Some more from Marshall’s report:

“We’re going back to the Cold War,” said Ted Brandsen, the artistic director of Dutch National Ballet and Ms. Smirnova’s new boss, invoking a time notable for the defections of Soviet dance stars including Rudolf Nureyev, Mikhail Baryshnikov and Natalia Makarova. Mr. Brandsen said Russian dancers were contacting him daily saying, “I can’t be myself as an artist in this country.”

No.

One more excerpt, concerning the great Ratmansky:

Ms. Smirnova is not the only high-profile artist to leave Russia. On the day war began, Alexei Ratmansky, ballet’s pre-eminent choreographer and a former artistic director of the Bolshoi, was in Moscow rehearsing a new work. He immediately got a flight back home to New York, where he is artist in residence at American Ballet Theater, saying he was unlikely to return to Russia “if Putin is still president.”

• Mikhail Khodorkovsky noted some Russian journalists and others who have now been branded “foreign agents” by the Kremlin. Garry Kasparov commented, “As is the natural progression of every paranoid dictatorship, anyone with a functioning brain and free will becomes an enemy of the state.”

Very well put.

• The head of RT, the big Kremlin propaganda outlet, has been interesting in recent weeks. She is Margarita Simonyan, notorious. Here she is, talking about the dangers of a free press.

“No big nation can exist without control over information,” Simonyan says. Russians were once told that political development and economic development went hand in hand. But a free press was disastrous for Russia. (This is Simonyan talking.) Look at China: The Communist Party maintains tight political control — including over the press — while allowing economic development.

Okay, a question for you: How many Westerners have worked for RT? Appeared on RT? Defended RT? Will that continue indefinitely?

• Anne Applebaum and Jeffrey Goldberg traveled to Kyiv to interview Volodymyr Zelensky, the president of Ukraine. It is a very interesting interview. “There will be no complete victory for people who lost their children, relatives, husbands, wives, parents,” Zelensky says. “They will not feel the victory, even when our territories are liberated.”

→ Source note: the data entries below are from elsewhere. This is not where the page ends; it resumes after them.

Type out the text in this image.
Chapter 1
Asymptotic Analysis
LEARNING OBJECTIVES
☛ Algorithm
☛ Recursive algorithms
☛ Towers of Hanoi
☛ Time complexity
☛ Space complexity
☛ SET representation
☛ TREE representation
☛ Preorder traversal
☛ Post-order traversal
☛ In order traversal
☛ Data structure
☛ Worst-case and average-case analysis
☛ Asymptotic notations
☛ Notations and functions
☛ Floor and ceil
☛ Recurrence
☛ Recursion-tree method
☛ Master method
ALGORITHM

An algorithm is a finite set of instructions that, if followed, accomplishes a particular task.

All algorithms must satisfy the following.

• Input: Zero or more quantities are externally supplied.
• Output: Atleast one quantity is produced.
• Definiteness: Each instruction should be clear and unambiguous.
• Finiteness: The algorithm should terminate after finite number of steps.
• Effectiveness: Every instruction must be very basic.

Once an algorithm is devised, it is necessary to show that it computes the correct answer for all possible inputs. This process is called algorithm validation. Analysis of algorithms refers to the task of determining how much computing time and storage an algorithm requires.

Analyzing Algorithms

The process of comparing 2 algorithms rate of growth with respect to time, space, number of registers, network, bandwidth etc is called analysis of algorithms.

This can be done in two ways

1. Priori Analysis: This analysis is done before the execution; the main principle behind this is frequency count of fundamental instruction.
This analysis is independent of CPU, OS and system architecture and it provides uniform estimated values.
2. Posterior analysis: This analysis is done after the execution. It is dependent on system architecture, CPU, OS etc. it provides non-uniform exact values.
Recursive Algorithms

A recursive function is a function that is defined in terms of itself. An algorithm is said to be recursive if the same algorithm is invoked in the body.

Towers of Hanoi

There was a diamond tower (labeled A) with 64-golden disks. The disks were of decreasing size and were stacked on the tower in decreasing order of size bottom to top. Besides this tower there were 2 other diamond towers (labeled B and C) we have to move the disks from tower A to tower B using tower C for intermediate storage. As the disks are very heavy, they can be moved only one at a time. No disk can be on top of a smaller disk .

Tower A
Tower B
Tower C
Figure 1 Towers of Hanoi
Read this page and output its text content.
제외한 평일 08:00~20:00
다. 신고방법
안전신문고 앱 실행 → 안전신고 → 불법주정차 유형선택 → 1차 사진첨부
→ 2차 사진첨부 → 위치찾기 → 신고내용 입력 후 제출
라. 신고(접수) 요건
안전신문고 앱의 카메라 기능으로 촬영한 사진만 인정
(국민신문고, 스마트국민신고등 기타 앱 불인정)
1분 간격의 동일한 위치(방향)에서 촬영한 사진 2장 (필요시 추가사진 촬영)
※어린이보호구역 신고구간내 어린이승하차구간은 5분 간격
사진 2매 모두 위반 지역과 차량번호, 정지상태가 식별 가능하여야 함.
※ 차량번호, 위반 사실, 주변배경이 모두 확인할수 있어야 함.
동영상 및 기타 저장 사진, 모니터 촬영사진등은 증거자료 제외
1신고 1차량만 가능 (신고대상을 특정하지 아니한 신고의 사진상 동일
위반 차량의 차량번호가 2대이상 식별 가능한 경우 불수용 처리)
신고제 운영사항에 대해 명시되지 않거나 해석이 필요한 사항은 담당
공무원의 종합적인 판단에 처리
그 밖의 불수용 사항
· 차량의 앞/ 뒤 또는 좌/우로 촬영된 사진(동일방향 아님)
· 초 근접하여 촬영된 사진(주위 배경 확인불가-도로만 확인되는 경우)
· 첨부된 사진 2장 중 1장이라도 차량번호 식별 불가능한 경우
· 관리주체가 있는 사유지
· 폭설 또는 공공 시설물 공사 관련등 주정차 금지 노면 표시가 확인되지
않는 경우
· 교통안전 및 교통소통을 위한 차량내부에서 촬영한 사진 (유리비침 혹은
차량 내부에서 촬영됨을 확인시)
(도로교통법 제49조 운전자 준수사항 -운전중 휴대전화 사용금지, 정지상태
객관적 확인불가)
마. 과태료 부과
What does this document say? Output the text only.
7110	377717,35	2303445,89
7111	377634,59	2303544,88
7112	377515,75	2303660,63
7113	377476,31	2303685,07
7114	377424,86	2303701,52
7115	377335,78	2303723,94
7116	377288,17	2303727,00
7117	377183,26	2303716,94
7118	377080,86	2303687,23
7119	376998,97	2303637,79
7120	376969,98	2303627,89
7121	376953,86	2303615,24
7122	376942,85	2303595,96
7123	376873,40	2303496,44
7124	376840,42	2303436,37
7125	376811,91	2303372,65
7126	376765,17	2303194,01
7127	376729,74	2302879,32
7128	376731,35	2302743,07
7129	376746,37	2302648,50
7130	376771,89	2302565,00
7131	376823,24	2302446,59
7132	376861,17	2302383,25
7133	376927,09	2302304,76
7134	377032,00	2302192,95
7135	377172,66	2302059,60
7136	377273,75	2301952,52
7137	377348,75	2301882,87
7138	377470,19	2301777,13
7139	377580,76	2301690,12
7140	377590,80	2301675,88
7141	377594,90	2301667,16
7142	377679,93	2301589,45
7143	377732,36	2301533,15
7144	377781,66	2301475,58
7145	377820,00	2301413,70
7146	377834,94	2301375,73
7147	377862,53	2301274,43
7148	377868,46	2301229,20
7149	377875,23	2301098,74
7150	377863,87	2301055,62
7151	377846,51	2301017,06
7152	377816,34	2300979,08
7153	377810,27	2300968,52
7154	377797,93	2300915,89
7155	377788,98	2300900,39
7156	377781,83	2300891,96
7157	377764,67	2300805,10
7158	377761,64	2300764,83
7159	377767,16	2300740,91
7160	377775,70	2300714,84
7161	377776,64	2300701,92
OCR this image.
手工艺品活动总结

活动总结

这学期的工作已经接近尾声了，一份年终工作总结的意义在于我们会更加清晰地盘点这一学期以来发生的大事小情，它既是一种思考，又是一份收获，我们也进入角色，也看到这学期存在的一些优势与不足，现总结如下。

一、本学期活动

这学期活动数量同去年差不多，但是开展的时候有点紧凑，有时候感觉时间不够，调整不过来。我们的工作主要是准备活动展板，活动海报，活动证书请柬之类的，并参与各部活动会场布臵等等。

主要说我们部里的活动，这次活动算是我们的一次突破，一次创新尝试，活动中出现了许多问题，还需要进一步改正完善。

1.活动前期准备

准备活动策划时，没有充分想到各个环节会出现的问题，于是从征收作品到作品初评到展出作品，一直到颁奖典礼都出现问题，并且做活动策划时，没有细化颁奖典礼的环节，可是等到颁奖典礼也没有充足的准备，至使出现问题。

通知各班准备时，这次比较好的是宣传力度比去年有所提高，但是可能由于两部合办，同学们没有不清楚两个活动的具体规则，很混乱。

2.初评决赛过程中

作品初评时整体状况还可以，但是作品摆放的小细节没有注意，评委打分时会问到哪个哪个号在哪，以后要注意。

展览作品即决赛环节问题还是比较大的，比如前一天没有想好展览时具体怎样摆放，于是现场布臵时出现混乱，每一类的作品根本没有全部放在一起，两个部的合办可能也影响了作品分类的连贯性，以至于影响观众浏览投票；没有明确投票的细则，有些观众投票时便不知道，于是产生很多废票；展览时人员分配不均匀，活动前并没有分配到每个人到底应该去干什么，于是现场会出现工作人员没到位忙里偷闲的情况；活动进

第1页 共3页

I think Zelensky has provided a splendid, inspiring example of leadership. Obviously, many people resent him, throughout the world. He refuses to die. He insists on surviving — even prevailing. It would be more convenient, for many, if he would just die, or give up. Same with Ukraine at large.

A lot of people are invested in Putin: as a great, strong leader; a protector of Christian civilization; a manly man; a bulwark against the “woke” hordes; a scourge of “globalism.” All that. Zelensky and Ukraine are putting up an old-fashioned fight for freedom and independence — for their very right to life.

That doesn’t sit well with a lot of people. Well, too bad.

• I have a friend named Antoine Leboyer. He is a French-born entrepreneur and music critic. He is a graduate of Harvard Business School. He now lives in Munich. Antoine has been engaged in the effort to help Ukrainian refugees. He wrote an account of this effort — one slice of it — here. There are good people in this world, doing what they can. I’m proud to know Antoine Leboyer.